The petitioner sought reduction of the May and July 2019 decisions, along with declarator that they were in breach of article 8 of the ECHR. He also maintained that the respondents had failed to comply with the public sector equality duty under the Equality Act 2010.

In March 2020, the Lord Ordinary refused permission for the petition to proceed. He was not persuaded that the petitioner’s ECHR rights were engaged or that the petition had a real prospect of success. Further, no purpose would be served by reducing the decisions as the petitioner could apply for EDA at any time, as he had done successfully in January 2020.

On appeal, it was submitted that the EDA grounds had difficulty in continuing scenarios such was when a near relative was disabled. A one-off approach precluded a proper proportionality assessment. The petition therefore raised matters of ongoing practical relevance to the petitioner and to other prisoners with disabled relatives.

In its intervention, the Commission submitted that the proceedings raised important issues about the effect of the PSED in policy formulation by public bodies as well as the proper approach to the ECHR rights of prisoners. The refusal to EDA to visit an ailing relative constituted an interference with a prisoner’s article 8 rights taken together with article 14 rights.
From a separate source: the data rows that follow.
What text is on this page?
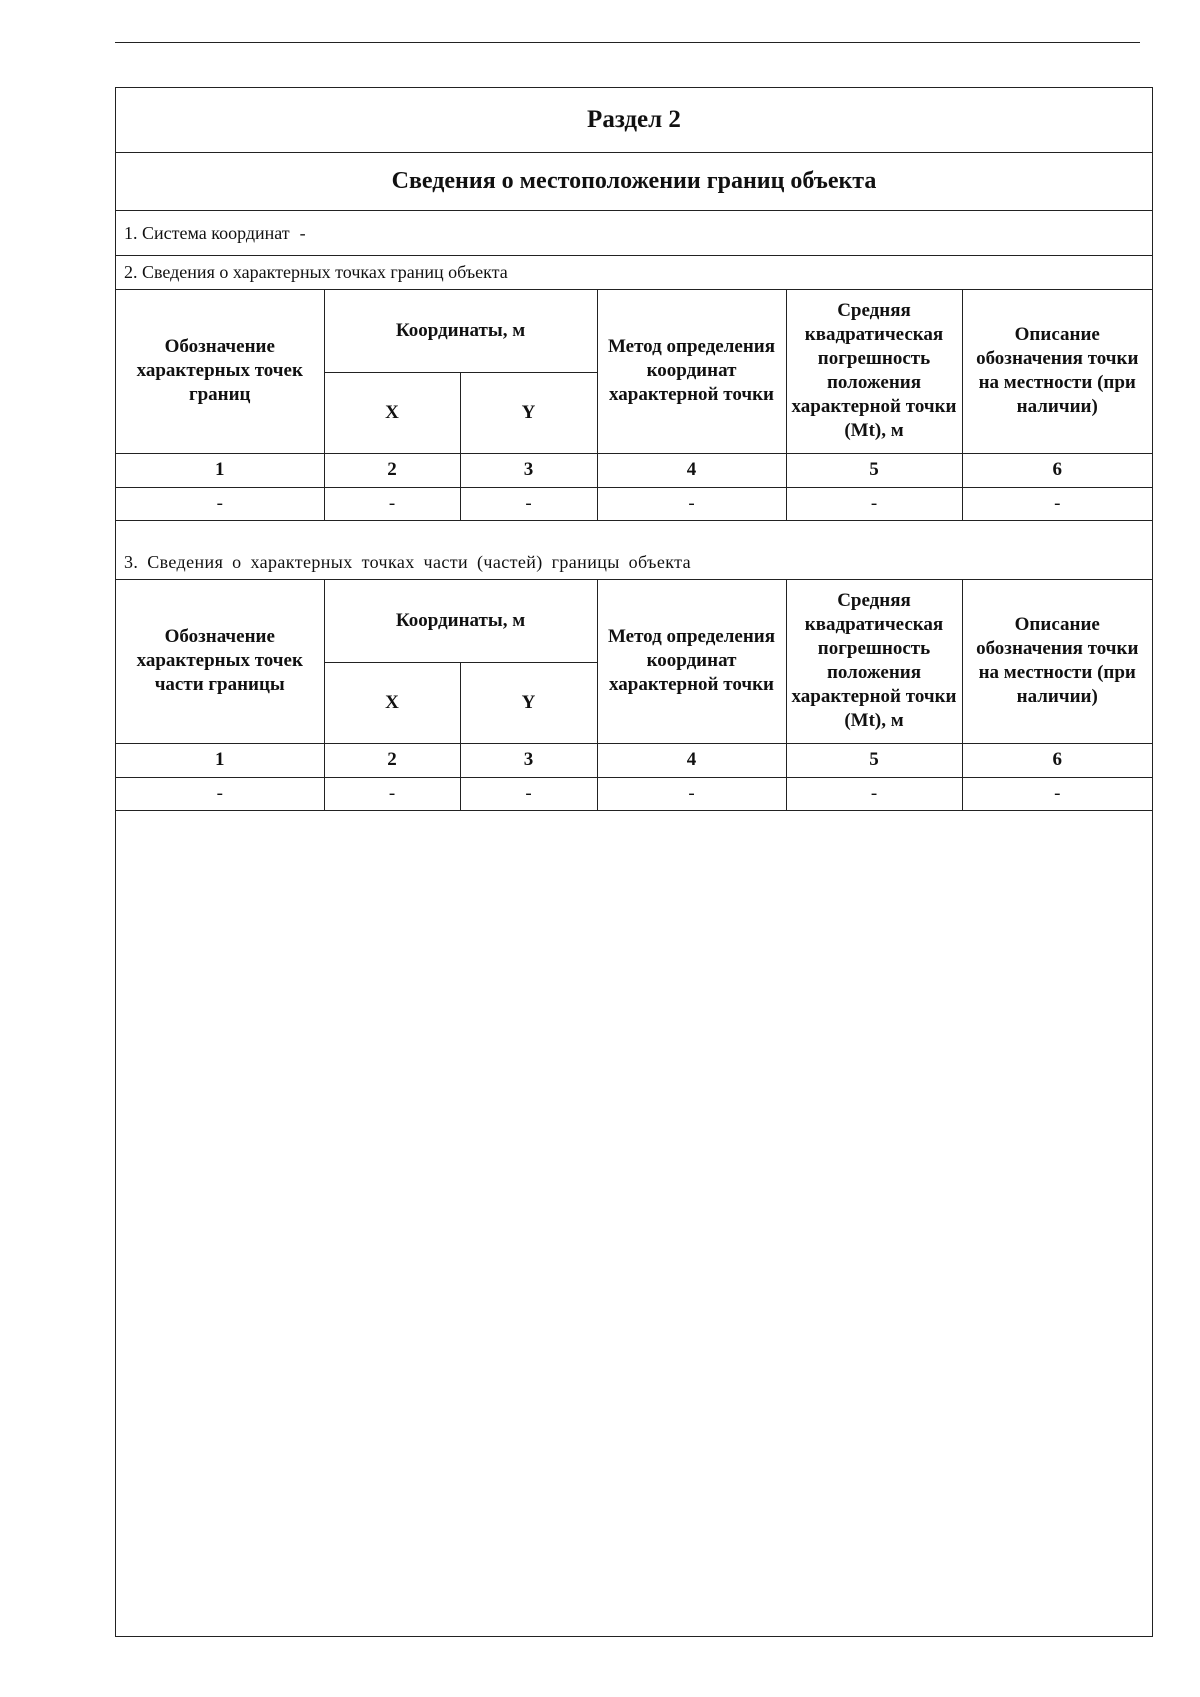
Раздел 2
Сведения о местоположении границ объекта
1. Система координат -
2. Сведения о характерных точках границ объекта
Обозначение характерных точек границ	Координаты, м		Метод определения координат характерной точки	Средняя квадратическая погрешность положения характерной точки (Mt), м	Описание обозначения точки на местности (при наличии)
	X	Y			
1	2	3	4	5	6
-	-	-	-	-	-
3. Сведения о характерных точках части (частей) границы объекта
Обозначение характерных точек части границы	Координаты, м		Метод определения координат характерной точки	Средняя квадратическая погрешность положения характерной точки (Mt), м	Описание обозначения точки на местности (при наличии)
	X	Y			
1	2	3	4	5	6
-	-	-	-	-	-
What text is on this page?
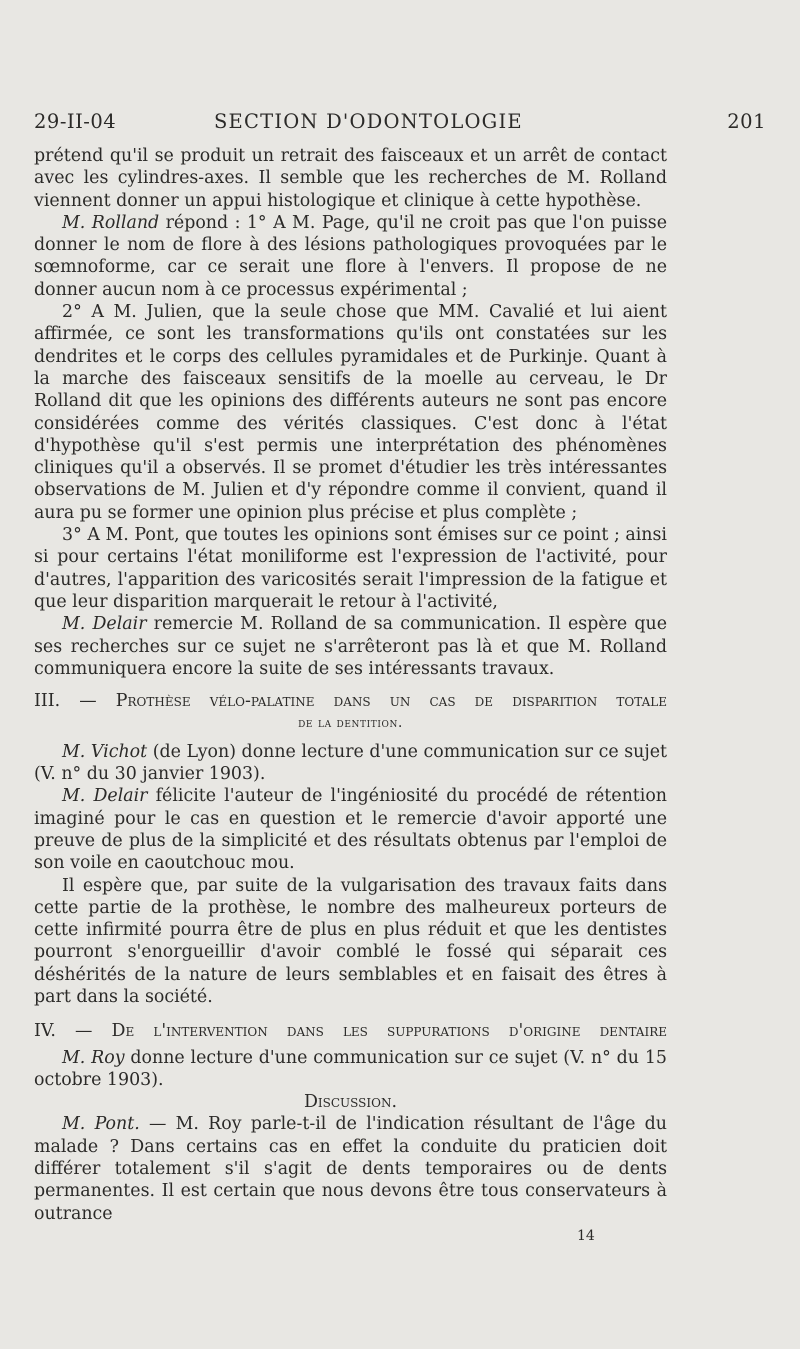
29-II-04	SECTION D'ODONTOLOGIE	201

prétend qu'il se produit un retrait des faisceaux et un arrêt de contact avec les cylindres-axes. Il semble que les recherches de M. Rolland viennent donner un appui histologique et clinique à cette hypothèse.

M. Rolland répond : 1° A M. Page, qu'il ne croit pas que l'on puisse donner le nom de flore à des lésions pathologiques provoquées par le sœmnoforme, car ce serait une flore à l'envers. Il propose de ne donner aucun nom à ce processus expérimental ;

2° A M. Julien, que la seule chose que MM. Cavalié et lui aient affirmée, ce sont les transformations qu'ils ont constatées sur les dendrites et le corps des cellules pyramidales et de Purkinje. Quant à la marche des faisceaux sensitifs de la moelle au cerveau, le Dr Rolland dit que les opinions des différents auteurs ne sont pas encore considérées comme des vérités classiques. C'est donc à l'état d'hypothèse qu'il s'est permis une interprétation des phénomènes cliniques qu'il a observés. Il se promet d'étudier les très intéressantes observations de M. Julien et d'y répondre comme il convient, quand il aura pu se former une opinion plus précise et plus complète ;

3° A M. Pont, que toutes les opinions sont émises sur ce point ; ainsi si pour certains l'état moniliforme est l'expression de l'activité, pour d'autres, l'apparition des varicosités serait l'impression de la fatigue et que leur disparition marquerait le retour à l'activité,

M. Delair remercie M. Rolland de sa communication. Il espère que ses recherches sur ce sujet ne s'arrêteront pas là et que M. Rolland communiquera encore la suite de ses intéressants travaux.

III. — Prothèse vélo-palatine dans un cas de disparition totale
de la dentition.

M. Vichot (de Lyon) donne lecture d'une communication sur ce sujet (V. n° du 30 janvier 1903).

M. Delair félicite l'auteur de l'ingéniosité du procédé de rétention imaginé pour le cas en question et le remercie d'avoir apporté une preuve de plus de la simplicité et des résultats obtenus par l'emploi de son voile en caoutchouc mou.

Il espère que, par suite de la vulgarisation des travaux faits dans cette partie de la prothèse, le nombre des malheureux porteurs de cette infirmité pourra être de plus en plus réduit et que les dentistes pourront s'enorgueillir d'avoir comblé le fossé qui séparait ces déshérités de la nature de leurs semblables et en faisait des êtres à part dans la société.

IV. — De l'intervention dans les suppurations d'origine dentaire

M. Roy donne lecture d'une communication sur ce sujet (V. n° du 15 octobre 1903).

Discussion.

M. Pont. — M. Roy parle-t-il de l'indication résultant de l'âge du malade ? Dans certains cas en effet la conduite du praticien doit différer totalement s'il s'agit de dents temporaires ou de dents permanentes. Il est certain que nous devons être tous conservateurs à outrance

14
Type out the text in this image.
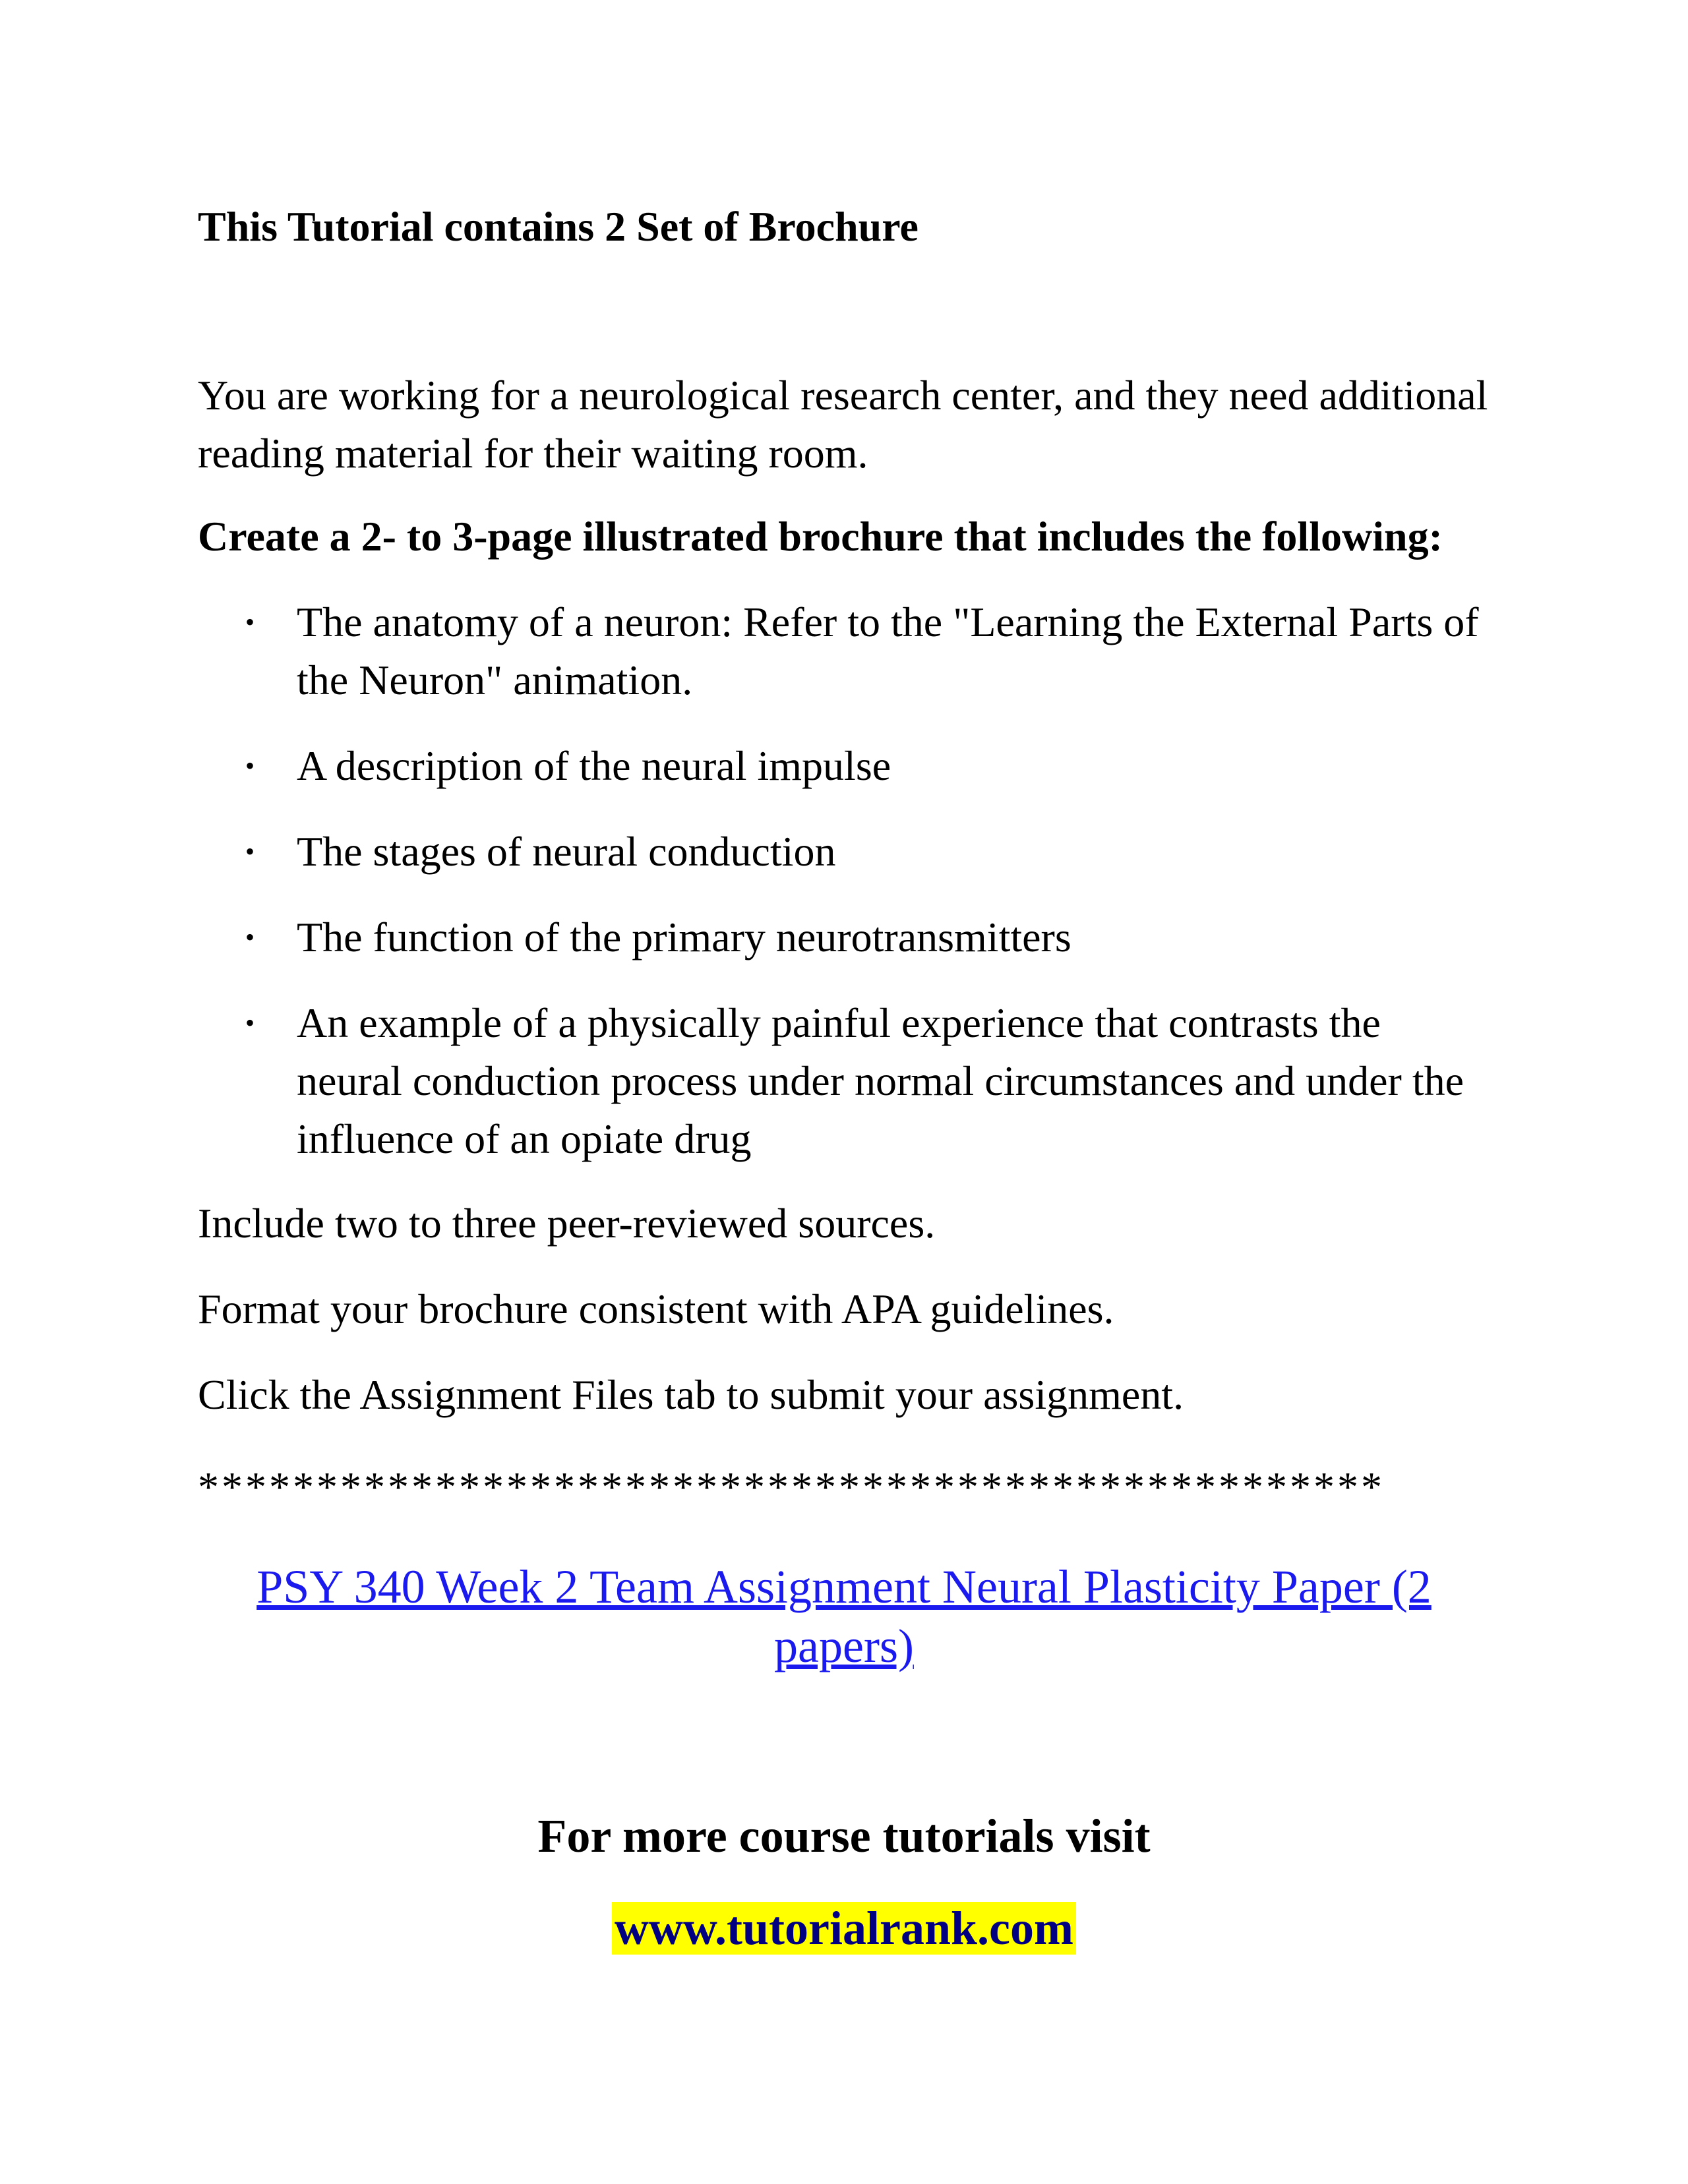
This Tutorial contains 2 Set of Brochure

You are working for a neurological research center, and they need additional reading material for their waiting room.

Create a 2- to 3-page illustrated brochure that includes the following:

• The anatomy of a neuron: Refer to the "Learning the External Parts of the Neuron" animation.
• A description of the neural impulse
• The stages of neural conduction
• The function of the primary neurotransmitters
• An example of a physically painful experience that contrasts the neural conduction process under normal circumstances and under the influence of an opiate drug

Include two to three peer-reviewed sources.

Format your brochure consistent with APA guidelines.

Click the Assignment Files tab to submit your assignment.

**************************************************

PSY 340 Week 2 Team Assignment Neural Plasticity Paper (2 papers)
For more course tutorials visit
www.tutorialrank.com
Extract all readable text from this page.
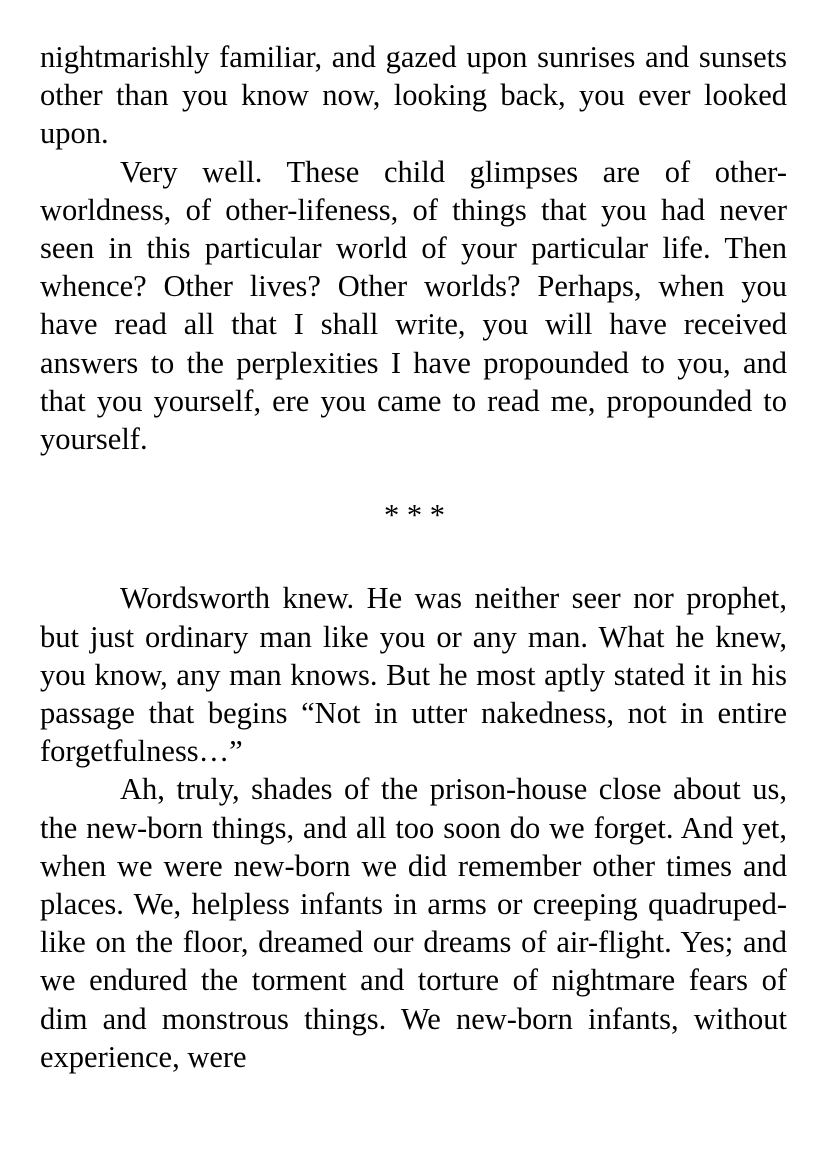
nightmarishly familiar, and gazed upon sunrises and sunsets other than you know now, looking back, you ever looked upon.

Very well. These child glimpses are of other-worldness, of other-lifeness, of things that you had never seen in this particular world of your particular life. Then whence? Other lives? Other worlds? Perhaps, when you have read all that I shall write, you will have received answers to the perplexities I have propounded to you, and that you yourself, ere you came to read me, propounded to yourself.

* * *

Wordsworth knew. He was neither seer nor prophet, but just ordinary man like you or any man. What he knew, you know, any man knows. But he most aptly stated it in his passage that begins “Not in utter nakedness, not in entire forgetfulness…”

Ah, truly, shades of the prison-house close about us, the new-born things, and all too soon do we forget. And yet, when we were new-born we did remember other times and places. We, helpless infants in arms or creeping quadruped-like on the floor, dreamed our dreams of air-flight. Yes; and we endured the torment and torture of nightmare fears of dim and monstrous things. We new-born infants, without experience, were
Significant difficulties to overcome

The opinion of the court was delivered by Lord Doherty. Noting that the court was only required to consider whether the application had a real prospect of success.

He began: “We are conscious that we have had advantages which the Lord Ordinary did not have.  We have had the benefit of oral submissions and of fuller written submissions (including those lodged by the Commission).  However, in our view this is not the time for detailed analysis of the competing arguments.”

He continued: “There are significant difficulties which the petitioner will have to overcome if he is to succeed, but our judgment is that it would be going too far too fast to hold at this stage that those difficulties are insurmountable.  Likewise, in view of the range of remedies which the petitioner seeks, we think that it would be precipitate to say that success would have no practical consequences for him (or for other prisoners who may be affected by similar circumstances).”

For these reasons, the appeal was allowed, with the petition granted permission to proceed.